Não se esqueça nem por um dia:
de sua carteira abatida e você jaz ali, riscada da lista da vida. Pode crer, por detrás da alça de mira daquela arma vadia, estarão os filhos do Brasil dois mil que o nosso dinheiro financia.
Não se esqueça nem por um dia.

Não se esqueça nem por um dia:
da geração das palavras de Ordem, “da Liberdade antes que tardia”.
Não se esqueça nem por um dia.

É isso: dos anos setenta a dois mil, ficaram pelo meio os anos oitenta que esta geração produziu.

Pasmo em constatar que não temos mais pelo que lutar.
Caíram todas as Bandeiras.
Fecharam nossas trincheiras.
Derrubaram todos os mitos.
Transformaram a história num rito de almas abandonadas a vagar.

Cabeças desabitadas.
Mentes vazias.
Não sabem nem o nome da Tia, que dirá o significado da palavra “anarquia.”

Varreram de suas vidas a ideologia.
Enfiaram-lhes goela abaixo as marcas e patentes da massificação dormente que, pensam eles, ser a nova rebeldia.
Não se esqueça nem por um dia.

Não se esqueça nem por um dia:
que fizemos nós produzindo nos anos setenta os alicates de corte das correntes que hoje predem os corpos adolescentes a mentes tão dementes!

Cheiram a vida no pó reluzente e seus discursos eloqüentes não passam de monossílabos babados, saindo por todos os lados a toque de um baseado.
Não se esqueça nem por um dia.

Que língua é esta desta gente?
Sânscrito ou qualquer dialeto indecente?
Da materna nada se sabe.
Sinto-me só neste Continente de robóticas turbinadas e neurônios aniquilados.

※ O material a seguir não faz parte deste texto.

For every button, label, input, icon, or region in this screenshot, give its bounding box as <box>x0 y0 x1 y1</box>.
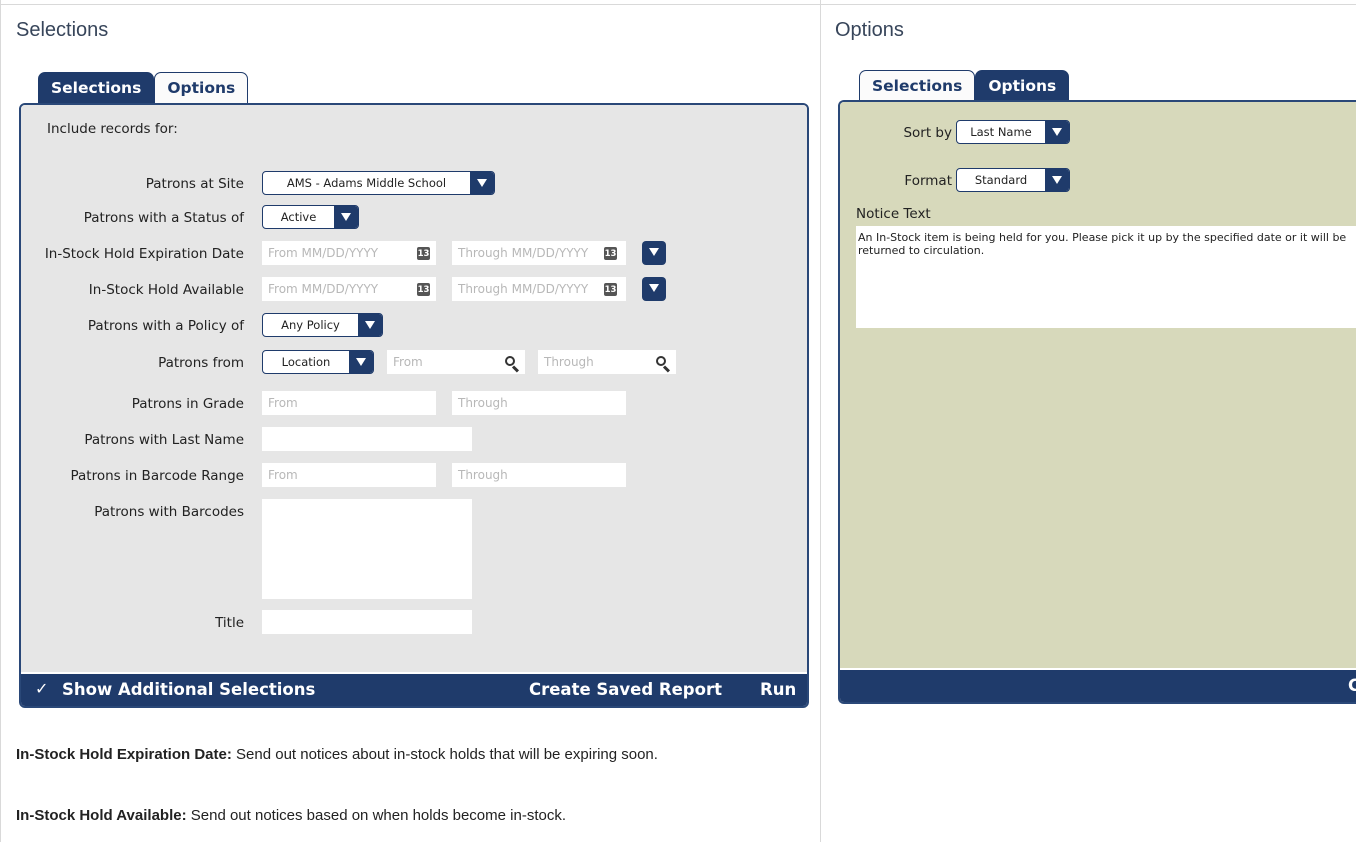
tab-selections[interactable]: Selections <box>859 70 976 102</box>
expiration-from-field[interactable]: From MM/DD/YYYY <box>262 241 436 265</box>
description-available: In-Stock Hold Available: Send out notice… <box>16 806 806 826</box>
selections-panel: Include records for: Patrons at Site AMS… <box>19 103 809 708</box>
calendar-icon[interactable]: 13 <box>604 247 617 260</box>
format-label: Format <box>904 173 952 189</box>
status-label: Patrons with a Status of <box>83 210 244 226</box>
options-section: Options Selections Options Sort by Last … <box>820 0 1356 842</box>
available-label: In-Stock Hold Available <box>88 282 244 298</box>
panel-footer: ✓ Show Additional Selections Create Save… <box>21 674 807 706</box>
calendar-icon[interactable]: 13 <box>417 283 430 296</box>
last-name-label: Patrons with Last Name <box>84 432 244 448</box>
available-from-field[interactable]: From MM/DD/YYYY <box>262 277 436 301</box>
description-text: Send out notices about in-stock holds th… <box>231 746 658 763</box>
description-term: In-Stock Hold Expiration Date: <box>16 746 232 763</box>
section-title: Options <box>835 19 904 41</box>
sort-by-dropdown[interactable]: Last Name <box>956 120 1070 144</box>
patrons-from-value: Location <box>281 355 331 369</box>
grade-from-field[interactable]: From <box>262 391 436 415</box>
tab-options[interactable]: Options <box>975 70 1070 102</box>
title-label: Title <box>215 615 244 631</box>
notice-textarea[interactable]: An In-Stock item is being held for you. … <box>856 226 1356 328</box>
sort-by-label: Sort by <box>903 125 952 141</box>
calendar-icon[interactable]: 13 <box>604 283 617 296</box>
status-value: Active <box>280 210 317 224</box>
description-term: In-Stock Hold Available: <box>16 807 187 824</box>
barcode-range-label: Patrons in Barcode Range <box>70 468 244 484</box>
notice-text-label: Notice Text <box>856 206 931 222</box>
chevron-down-icon <box>1045 121 1069 143</box>
selections-section: Selections Selections Options Include re… <box>0 0 820 842</box>
patrons-from-dropdown[interactable]: Location <box>262 350 374 374</box>
grade-through-field[interactable]: Through <box>452 391 626 415</box>
chevron-down-icon <box>349 351 373 373</box>
show-additional-selections-toggle[interactable]: Show Additional Selections <box>62 680 315 699</box>
site-label: Patrons at Site <box>145 176 244 192</box>
policy-value: Any Policy <box>281 318 340 332</box>
available-through-field[interactable]: Through MM/DD/YYYY <box>452 277 626 301</box>
expiration-through-field[interactable]: Through MM/DD/YYYY <box>452 241 626 265</box>
site-value: AMS - Adams Middle School <box>286 176 447 190</box>
section-divider <box>1 4 820 5</box>
chevron-down-icon <box>470 172 494 194</box>
grade-label: Patrons in Grade <box>131 396 244 412</box>
footer-button-partial[interactable]: C <box>1348 676 1356 695</box>
patrons-from-label: Patrons from <box>158 355 244 371</box>
status-dropdown[interactable]: Active <box>262 205 359 229</box>
checkbox-checked-icon[interactable]: ✓ <box>35 679 48 698</box>
run-button[interactable]: Run <box>760 680 796 699</box>
chevron-down-icon <box>1045 169 1069 191</box>
panel-body: Include records for: Patrons at Site AMS… <box>21 105 807 672</box>
expiration-options-button[interactable] <box>642 241 666 265</box>
barcodes-textarea[interactable] <box>262 499 472 599</box>
panel-body: Sort by Last Name Format Standard Notice… <box>840 102 1356 668</box>
tab-bar: Selections Options <box>38 72 249 104</box>
barcode-through-field[interactable]: Through <box>452 463 626 487</box>
section-divider <box>821 4 1356 5</box>
section-title: Selections <box>16 19 109 41</box>
tab-selections[interactable]: Selections <box>38 72 155 104</box>
site-dropdown[interactable]: AMS - Adams Middle School <box>262 171 495 195</box>
title-field[interactable] <box>262 610 472 634</box>
format-value: Standard <box>974 173 1028 187</box>
description-text: Send out notices based on when holds bec… <box>186 807 566 824</box>
sort-by-value: Last Name <box>970 125 1032 139</box>
include-records-label: Include records for: <box>47 121 178 137</box>
barcode-from-field[interactable]: From <box>262 463 436 487</box>
policy-label: Patrons with a Policy of <box>87 318 244 334</box>
tab-options[interactable]: Options <box>154 72 249 104</box>
barcodes-label: Patrons with Barcodes <box>94 504 244 520</box>
last-name-field[interactable] <box>262 427 472 451</box>
options-panel: Sort by Last Name Format Standard Notice… <box>838 100 1356 704</box>
chevron-down-icon <box>334 206 358 228</box>
tab-bar: Selections Options <box>859 70 1070 102</box>
expiration-label: In-Stock Hold Expiration Date <box>44 246 244 262</box>
create-saved-report-button[interactable]: Create Saved Report <box>529 680 722 699</box>
format-dropdown[interactable]: Standard <box>956 168 1070 192</box>
panel-footer: C <box>840 670 1356 702</box>
chevron-down-icon <box>358 314 382 336</box>
description-expiration: In-Stock Hold Expiration Date: Send out … <box>16 745 806 765</box>
policy-dropdown[interactable]: Any Policy <box>262 313 383 337</box>
available-options-button[interactable] <box>642 277 666 301</box>
search-icon[interactable] <box>505 356 520 373</box>
calendar-icon[interactable]: 13 <box>417 247 430 260</box>
search-icon[interactable] <box>656 356 671 373</box>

Caíram todas as Bandeiras.
Fecharam nossas trincheiras.
Não há pelo que lutar.

E que saudade de Chico em sua doce melodia! “Estava à-toa na vida pra’ ver a banda passar...”

Que me perdoem Vandré, Chico e Luiz Melodia, mas nem o Estácio alivia os sentidos dos erros cometidos, pois esta não era a liberdade que eu queria.

Niterói-RJ/2003

Quanto vale amar?



Quanto vale amar?
Um conto?
Um vintém?
Lágrimas que jorram como rios corrediços que ninguém detém?

Quanto vale amar?
Planos insatisfeitos?
Carinhos requeridos nunca recebidos?

Quanto vale amar?
Doar, doar? Não sei.
Saber-se-ei?

Como no vácuo do vento sinto um vazio imenso,
apartada da vida por alguém.

Procuro na minha loucura, o mundo.
Não há mais ninguém.
Espero todos os dias por aquele dia de agosto que acreditei amar também..

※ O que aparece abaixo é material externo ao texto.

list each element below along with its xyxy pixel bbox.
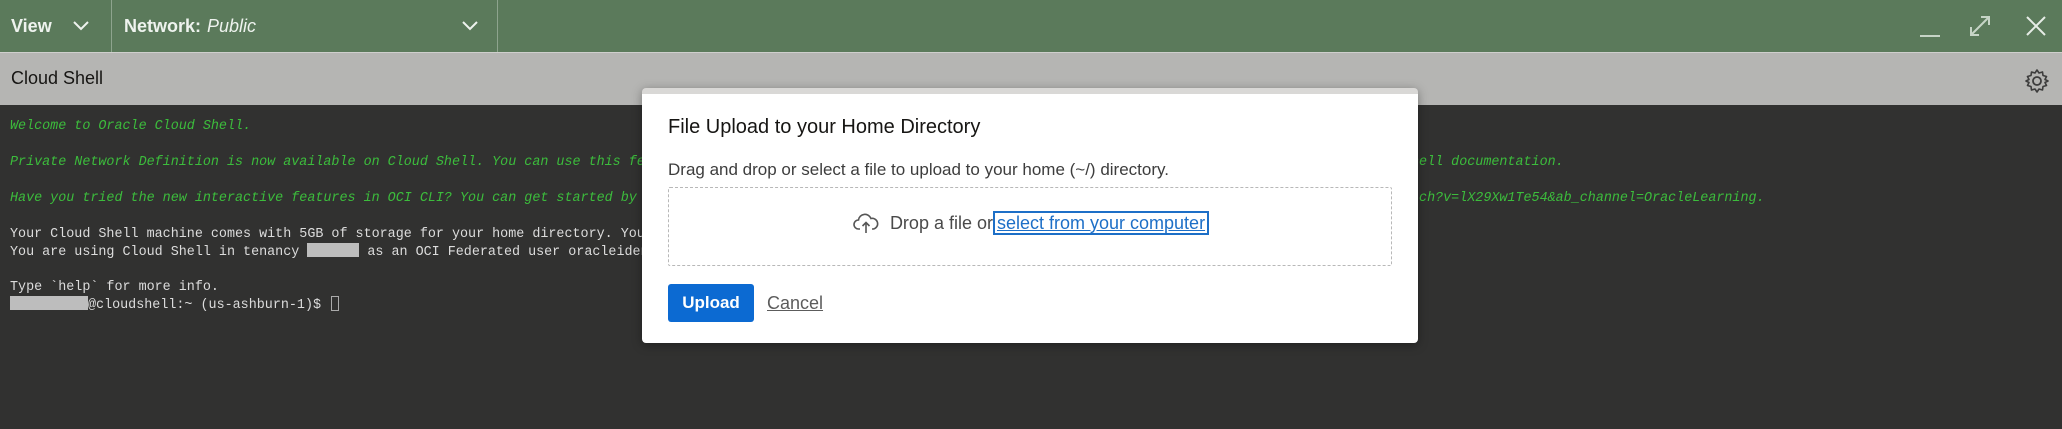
tenancy-text-a: You are using Cloud Shell in tenancy [10, 245, 308, 260]
terminal-prompt: @cloudshell:~ (us-ashburn-1)$ [88, 298, 330, 313]
chevron-down-icon [72, 16, 90, 37]
view-label: View [11, 15, 52, 36]
terminal-line-storage: Your Cloud Shell machine comes with 5GB … [10, 227, 669, 242]
top-toolbar: View Network: Public [0, 0, 2062, 52]
gear-icon[interactable] [2024, 68, 2050, 94]
network-value: Public [207, 15, 257, 36]
dialog-description: Drag and drop or select a file to upload… [668, 160, 1169, 179]
maximize-icon[interactable] [1964, 10, 1996, 42]
select-from-computer-link[interactable]: select from your computer [992, 211, 1210, 235]
tenancy-text-b: as an OCI Federated user oracleidentit [359, 245, 673, 260]
minimize-icon[interactable] [1914, 10, 1946, 42]
terminal-line-private-network-end: hell documentation. [1411, 155, 1564, 170]
redacted-tenancy [307, 243, 360, 257]
cloud-upload-icon [853, 213, 890, 233]
drop-zone-content: Drop a file or select from your computer [669, 211, 1391, 235]
network-select[interactable]: Network: Public [112, 0, 498, 52]
terminal-prompt-line: @cloudshell:~ (us-ashburn-1)$ [10, 296, 340, 314]
close-icon[interactable] [2020, 10, 2052, 42]
file-drop-zone[interactable]: Drop a file or select from your computer [668, 187, 1392, 266]
terminal-line-tenancy: You are using Cloud Shell in tenancy as … [10, 243, 673, 261]
cancel-link[interactable]: Cancel [767, 293, 823, 314]
drop-file-text: Drop a file or [889, 213, 993, 233]
file-upload-dialog: File Upload to your Home Directory Drag … [642, 88, 1418, 343]
terminal-line-welcome: Welcome to Oracle Cloud Shell. [10, 119, 252, 134]
terminal-line-cli: Have you tried the new interactive featu… [10, 191, 669, 206]
terminal-line-help: Type `help` for more info. [10, 280, 219, 295]
network-label: Network: [124, 15, 202, 36]
redacted-username [10, 296, 88, 310]
view-menu-button[interactable]: View [0, 0, 112, 52]
terminal-line-cli-end: tch?v=lX29Xw1Te54&ab_channel=OracleLearn… [1411, 191, 1765, 206]
terminal-line-private-network: Private Network Definition is now availa… [10, 155, 669, 170]
chevron-down-icon [461, 14, 479, 43]
page-title: Cloud Shell [11, 68, 104, 88]
upload-button[interactable]: Upload [668, 284, 754, 322]
terminal-cursor [331, 296, 340, 311]
dialog-title: File Upload to your Home Directory [668, 116, 981, 138]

Chuva de pedra cai à noite.
Sábado de sol transborda a solidão que soterra minha alma pelo desamor de alguém.

Porto Velho - 2000

Mar de outono



E o outono chegou novamente, sem chuva e sem dias muito frios. O céu está de um azul esplêndido.

O mar, um complemento da beleza azul, de poucas ondas, às vezes manso e imenso, às vezes rebelde e tão próximo. A praia vazia cabe inteira no meu olhar. Alguns poucos a brincar com as ondas, sorvendo a sua grandeza.

Sento-me à sua frente sem desviar os olhos e consigo enxergar na sua infinitude os sonhos, os desejos escondidos, a fúria da passagem dos anos que leva de mim a vida e me deixa para trás no mais íntimo dos planos.

O mar de outono é um convite ao reencontro comigo mesma. É nele que deposito as aspirações mais profundas e vislumbro os meus caminhos, Encurto as minhas distâncias, viajo nas minhas alucinações, redescubro o tempo de recontar, refazer, recriar, recompor e voltar a sonhar na próxima primavera.